Random Thoughts - Everyone's a Liar
Last month I took a cruise in the Caribbean. While there were some really fun parts of the experience, I really didn’t like it. In fact, I kinda hated it from the moment the ship pulled out and I realized I was stuck. I tried to shift gears, but there were just too many things happening at the same time for me to relax and I didn’t like it.
I know I’m supposed to like it. I’m supposed to come back feeling relaxed, energized, and appreciative of the experience. I’m should appreciate the time with my spouse, and I do appreciate that I was able to try a new experience and share it with someone, but, man, I really didn’t like it. I hated being on the boat. I hated the food. I hated the weather. I hated the bathrooms. I hated the trip. In fact, the only thing that made it bearable was my partner.
And now I feel funny about it. Not quite guilty, but like I would be a bad person for not liking it. I can appreciate the hard work the organizers put into this event. They were awesome. They did everything in their power to make this a fun experience. They organized meet-ups on the ship, and a costume contest but didn’t try to guilt you into participating in any of it. You could hang with them or go do your own thing. We pretty much did our own thing and I didn’t like it. And I honestly don’t think that it could have been better.

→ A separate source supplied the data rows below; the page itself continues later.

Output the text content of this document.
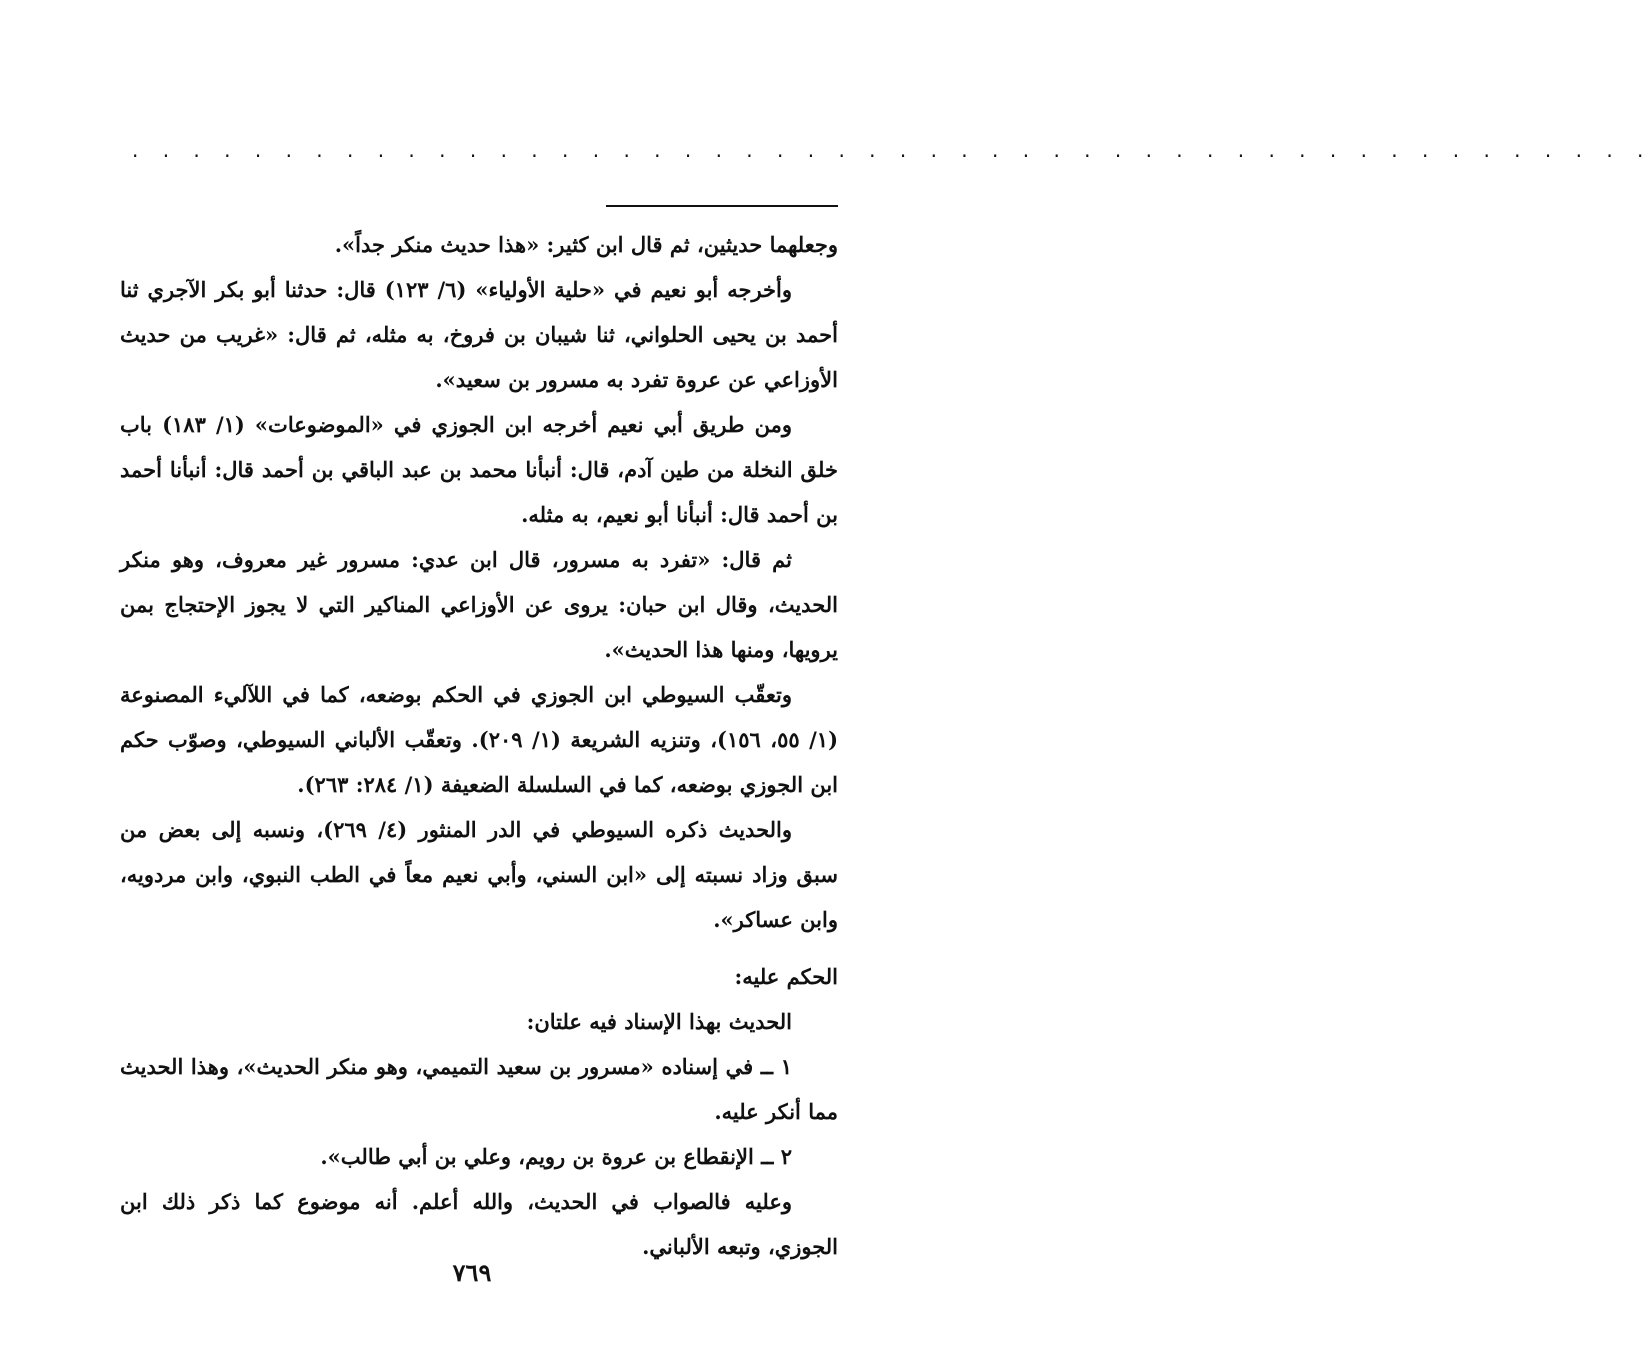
. . . . . . . . . . . . . . . . . . . . . . . . . . . . . . . . . . . . . . . . . . . . . . . . . .

وجعلهما حديثين، ثم قال ابن كثير: «هذا حديث منكر جداً».

وأخرجه أبو نعيم في «حلية الأولياء» (٦/ ١٢٣) قال: حدثنا أبو بكر الآجري ثنا أحمد بن يحيى الحلواني، ثنا شيبان بن فروخ، به مثله، ثم قال: «غريب من حديث الأوزاعي عن عروة تفرد به مسرور بن سعيد».

ومن طريق أبي نعيم أخرجه ابن الجوزي في «الموضوعات» (١/ ١٨٣) باب خلق النخلة من طين آدم، قال: أنبأنا محمد بن عبد الباقي بن أحمد قال: أنبأنا أحمد بن أحمد قال: أنبأنا أبو نعيم، به مثله.

ثم قال: «تفرد به مسرور، قال ابن عدي: مسرور غير معروف، وهو منكر الحديث، وقال ابن حبان: يروى عن الأوزاعي المناكير التي لا يجوز الإحتجاج بمن يرويها، ومنها هذا الحديث».

وتعقّب السيوطي ابن الجوزي في الحكم بوضعه، كما في اللآليء المصنوعة (١/ ٥٥، ١٥٦)، وتنزيه الشريعة (١/ ٢٠٩). وتعقّب الألباني السيوطي، وصوّب حكم ابن الجوزي بوضعه، كما في السلسلة الضعيفة (١/ ٢٨٤: ٢٦٣).

والحديث ذكره السيوطي في الدر المنثور (٤/ ٢٦٩)، ونسبه إلى بعض من سبق وزاد نسبته إلى «ابن السني، وأبي نعيم معاً في الطب النبوي، وابن مردويه، وابن عساكر».

الحكم عليه:

الحديث بهذا الإسناد فيه علتان:

١ ــ في إسناده «مسرور بن سعيد التميمي، وهو منكر الحديث»، وهذا الحديث مما أنكر عليه.

٢ ــ الإنقطاع بن عروة بن رويم، وعلي بن أبي طالب».

وعليه فالصواب في الحديث، والله أعلم. أنه موضوع كما ذكر ذلك ابن الجوزي، وتبعه الألباني.

٧٦٩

We also had some weird social dynamics going on – we’re working through some evolving relationships and figuring out what that means for us and how we socialize. It’s really not fun, but it’s life.

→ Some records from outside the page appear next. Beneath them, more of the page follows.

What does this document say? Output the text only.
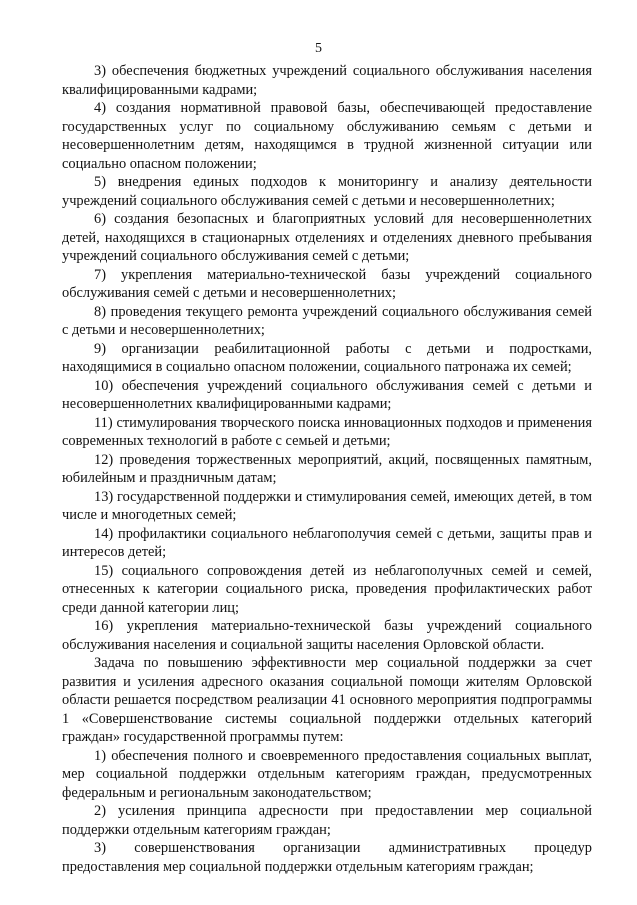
5

3) обеспечения бюджетных учреждений социального обслуживания населения квалифицированными кадрами;

4) создания нормативной правовой базы, обеспечивающей предоставление государственных услуг по социальному обслуживанию семьям с детьми и несовершеннолетним детям, находящимся в трудной жизненной ситуации или социально опасном положении;

5) внедрения единых подходов к мониторингу и анализу деятельности учреждений социального обслуживания семей с детьми и несовершеннолетних;

6) создания безопасных и благоприятных условий для несовершеннолетних детей, находящихся в стационарных отделениях и отделениях дневного пребывания учреждений социального обслуживания семей с детьми;

7) укрепления материально-технической базы учреждений социального обслуживания семей с детьми и несовершеннолетних;

8) проведения текущего ремонта учреждений социального обслуживания семей с детьми и несовершеннолетних;

9) организации реабилитационной работы с детьми и подростками, находящимися в социально опасном положении, социального патронажа их семей;

10) обеспечения учреждений социального обслуживания семей с детьми и несовершеннолетних квалифицированными кадрами;

11) стимулирования творческого поиска инновационных подходов и применения современных технологий в работе с семьей и детьми;

12) проведения торжественных мероприятий, акций, посвященных памятным, юбилейным и праздничным датам;

13) государственной поддержки и стимулирования семей, имеющих детей, в том числе и многодетных семей;

14) профилактики социального неблагополучия семей с детьми, защиты прав и интересов детей;

15) социального сопровождения детей из неблагополучных семей и семей, отнесенных к категории социального риска, проведения профилактических работ среди данной категории лиц;

16) укрепления материально-технической базы учреждений социального обслуживания населения и социальной защиты населения Орловской области.

Задача по повышению эффективности мер социальной поддержки за счет развития и усиления адресного оказания социальной помощи жителям Орловской области решается посредством реализации 41 основного мероприятия подпрограммы 1 «Совершенствование системы социальной поддержки отдельных категорий граждан» государственной программы путем:

1) обеспечения полного и своевременного предоставления социальных выплат, мер социальной поддержки отдельным категориям граждан, предусмотренных федеральным и региональным законодательством;

2) усиления принципа адресности при предоставлении мер социальной поддержки отдельным категориям граждан;

3) совершенствования организации административных процедур предоставления мер социальной поддержки отдельным категориям граждан;
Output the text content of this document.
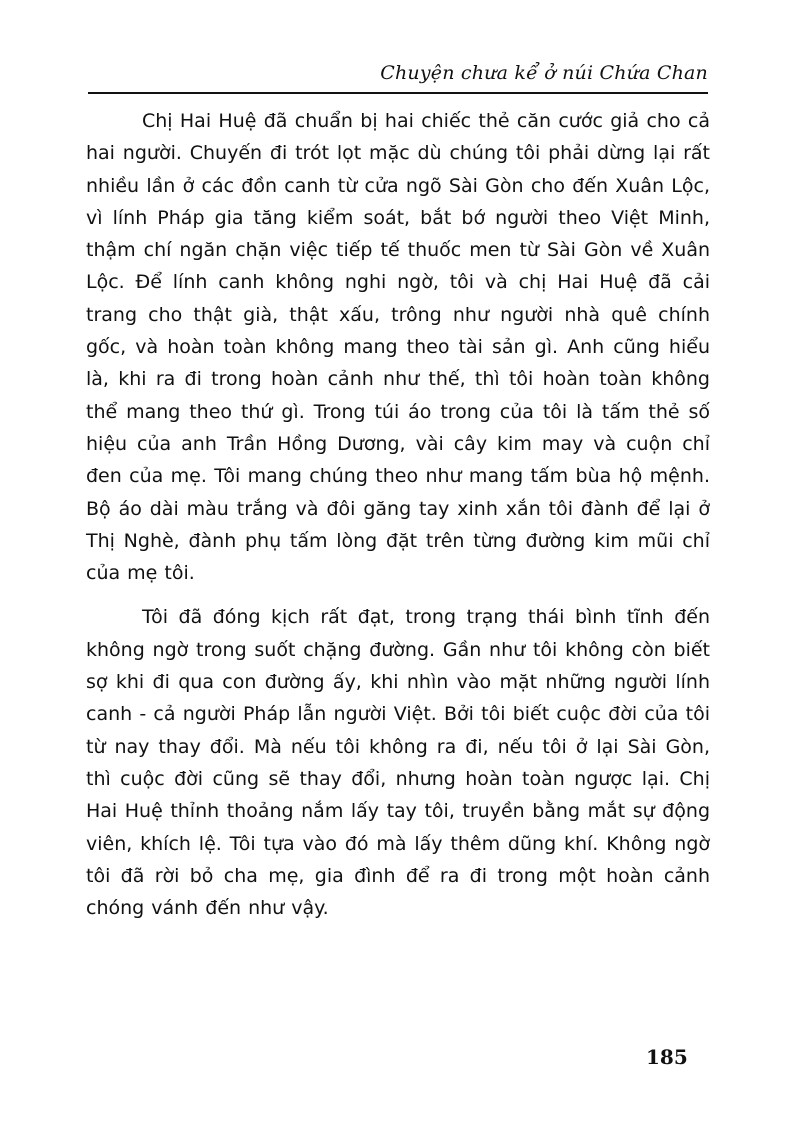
Chuyện chưa kể ở núi Chứa Chan

Chị Hai Huệ đã chuẩn bị hai chiếc thẻ căn cước giả cho cả hai người. Chuyến đi trót lọt mặc dù chúng tôi phải dừng lại rất nhiều lần ở các đồn canh từ cửa ngõ Sài Gòn cho đến Xuân Lộc, vì lính Pháp gia tăng kiểm soát, bắt bớ người theo Việt Minh, thậm chí ngăn chặn việc tiếp tế thuốc men từ Sài Gòn về Xuân Lộc. Để lính canh không nghi ngờ, tôi và chị Hai Huệ đã cải trang cho thật già, thật xấu, trông như người nhà quê chính gốc, và hoàn toàn không mang theo tài sản gì. Anh cũng hiểu là, khi ra đi trong hoàn cảnh như thế, thì tôi hoàn toàn không thể mang theo thứ gì. Trong túi áo trong của tôi là tấm thẻ số hiệu của anh Trần Hồng Dương, vài cây kim may và cuộn chỉ đen của mẹ. Tôi mang chúng theo như mang tấm bùa hộ mệnh. Bộ áo dài màu trắng và đôi găng tay xinh xắn tôi đành để lại ở Thị Nghè, đành phụ tấm lòng đặt trên từng đường kim mũi chỉ của mẹ tôi.

Tôi đã đóng kịch rất đạt, trong trạng thái bình tĩnh đến không ngờ trong suốt chặng đường. Gần như tôi không còn biết sợ khi đi qua con đường ấy, khi nhìn vào mặt những người lính canh - cả người Pháp lẫn người Việt. Bởi tôi biết cuộc đời của tôi từ nay thay đổi. Mà nếu tôi không ra đi, nếu tôi ở lại Sài Gòn, thì cuộc đời cũng sẽ thay đổi, nhưng hoàn toàn ngược lại. Chị Hai Huệ thỉnh thoảng nắm lấy tay tôi, truyền bằng mắt sự động viên, khích lệ. Tôi tựa vào đó mà lấy thêm dũng khí. Không ngờ tôi đã rời bỏ cha mẹ, gia đình để ra đi trong một hoàn cảnh chóng vánh đến như vậy.

185
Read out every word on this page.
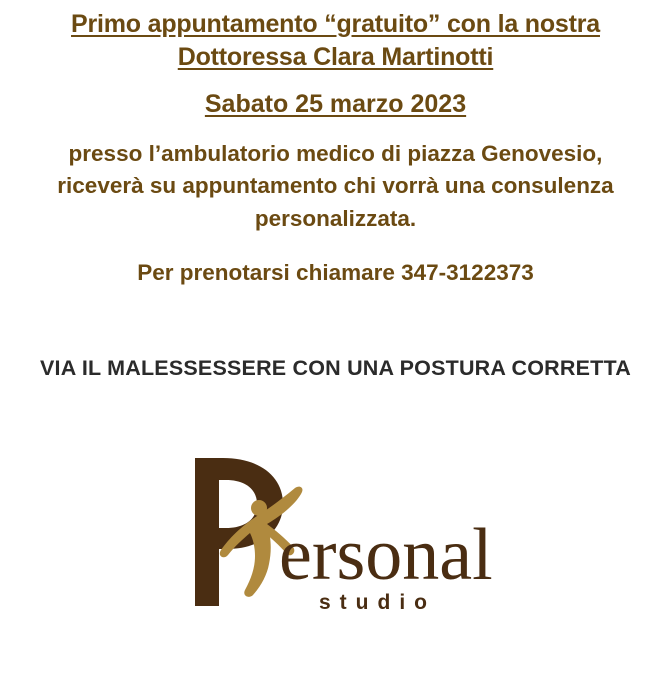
Primo appuntamento “gratuito” con la nostra
Dottoressa Clara Martinotti
Sabato 25 marzo 2023
presso l’ambulatorio medico di piazza Genovesio, riceverà su appuntamento chi vorrà una consulenza personalizzata.
Per prenotarsi chiamare 347-3122373
VIA IL MALESSESSERE CON UNA POSTURA CORRETTA
ersonal
studio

So, upon my return, I felt, well, crappy. And while I was okay with feeling crappy, when people asked and I told them, I was, more than once, chastised for not being in a better mood.

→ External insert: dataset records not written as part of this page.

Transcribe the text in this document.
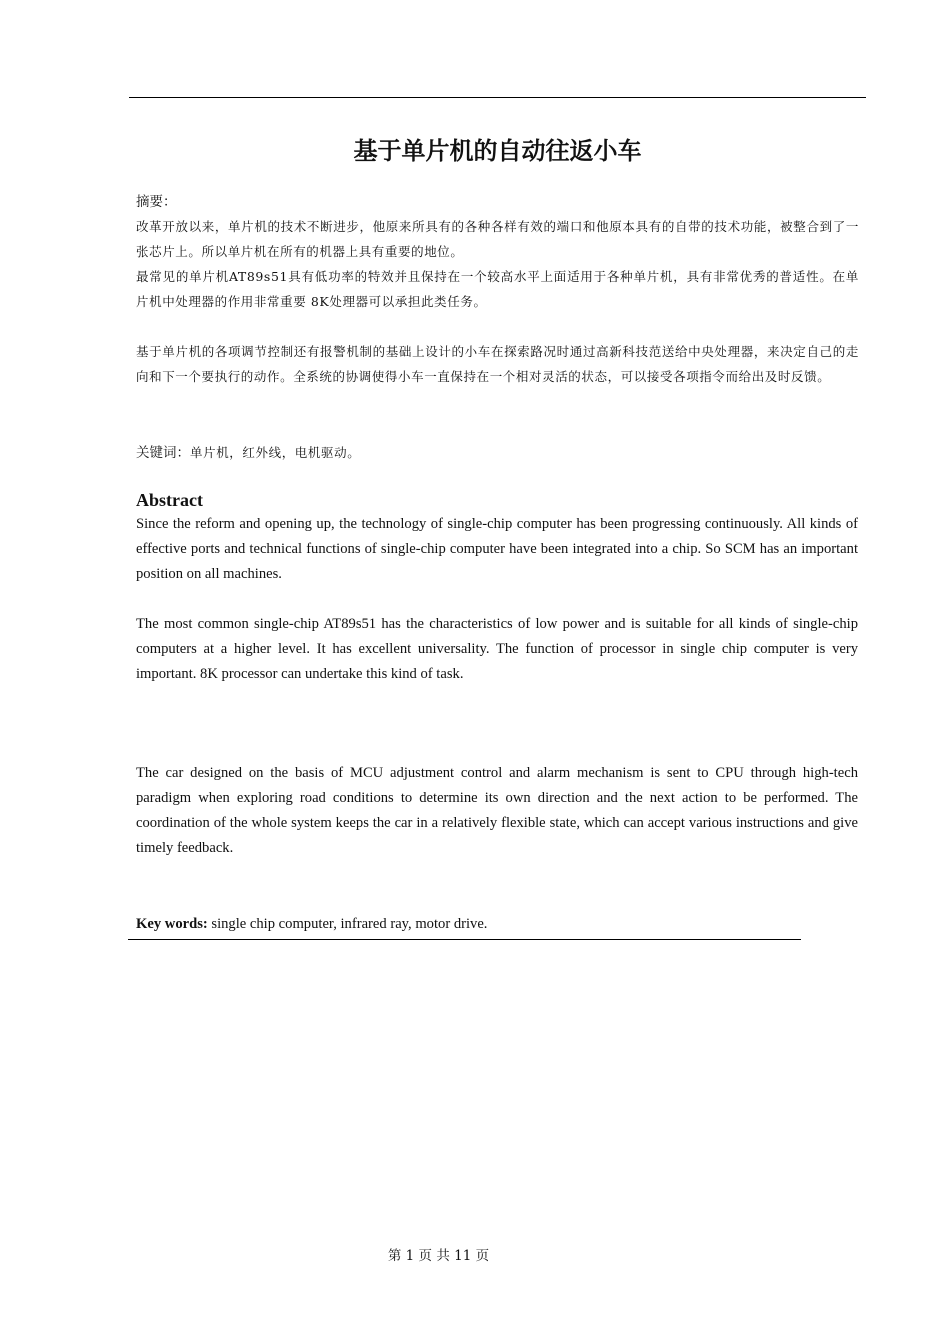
基于单片机的自动往返小车
摘要：
改革开放以来，单片机的技术不断进步，他原来所具有的各种各样有效的端口和他原本具有的自带的技术功能，被整合到了一张芯片上。所以单片机在所有的机器上具有重要的地位。
最常见的单片机AT89s51具有低功率的特效并且保持在一个较高水平上面适用于各种单片机，具有非常优秀的普适性。在单片机中处理器的作用非常重要 8K处理器可以承担此类任务。
基于单片机的各项调节控制还有报警机制的基础上设计的小车在探索路况时通过高新科技范送给中央处理器，来决定自己的走向和下一个要执行的动作。全系统的协调使得小车一直保持在一个相对灵活的状态，可以接受各项指令而给出及时反馈。
关键词：单片机，红外线，电机驱动。
Abstract
Since the reform and opening up, the technology of single-chip computer has been progressing continuously. All kinds of effective ports and technical functions of single-chip computer have been integrated into a chip. So SCM has an important position on all machines.
The most common single-chip AT89s51 has the characteristics of low power and is suitable for all kinds of single-chip computers at a higher level. It has excellent universality. The function of processor in single chip computer is very important. 8K processor can undertake this kind of task.
The car designed on the basis of MCU adjustment control and alarm mechanism is sent to CPU through high-tech paradigm when exploring road conditions to determine its own direction and the next action to be performed. The coordination of the whole system keeps the car in a relatively flexible state, which can accept various instructions and give timely feedback.
Key words: single chip computer, infrared ray, motor drive.
第 1 页 共 11 页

That’s right. I was reprimanded, chastised, and pushed into pretending to feel better about something than I did. That’s some shit that really confuses me. Like, why was my bad time a problem for people and why did I give a fuck?
I actually sat back and started second guessing myself. I started doubting my perception of the trip. It was as though other people’s dislike of my experience made me doubt the validity of it. I’m not quite sure how or why that happens, especially with people who weren’t on the trip to begin with, but there I was, wondering if I really hated the trip. And for a moment I actually considered telling people I had a good time so that I wouldn’t feel pressured to explain why I didn’t like it.
And I really didn’t like it.
So here I was, in another situation where people didn’t want to hear my honesty. Where sharing my actual feelings, instead of what they expected to hear was just me being negative. This bullshit social pressure to constantly make other people comfortable with our experiences is ridiculous. That we reward people for lying is just dumb. Then we wonder why people struggle with being honest with themselves…ugh.
My experience talking about my shitty cruise, and it was a shitty experience for me in a lot of ways, reminded me how people will try to erase your experience for their comfort. We reward people for pretending things are better than they are – the flip side being that we punish people for telling the truth. We call it “negative” thinking and “positive” thinking and then create an environment where you are punished for your honesty. Then we create this fake environment where every pretends things are great to avoid punishment, thereby ignoring fixable situations.
THIS IS FUCKERY!
This is fuckery in its highest form. This is so fucktastic that there aren’t enough variations of the word “fuck” to do it justice. It’s like, fuck our problems. Fuck our social ills. Fake it till you make it but because even though we never actually say what making it is and we never address why shit is fucked up, we can sit and spin in our fake positivity until we stroke out because fake shit is the best shit.
Except when it’s not.
So while I’m glad for the reminder of people’s constant lying, it’s kinda sad and frustrating. I keep trying to move my relationships into a positive space where we can be honest, but man, it’s tough. Especially when things go so much easier when you lie – at least, in the short run.
Can we just stop lying all the time?
Barring that, can you stop trying to make me lie to you? Please?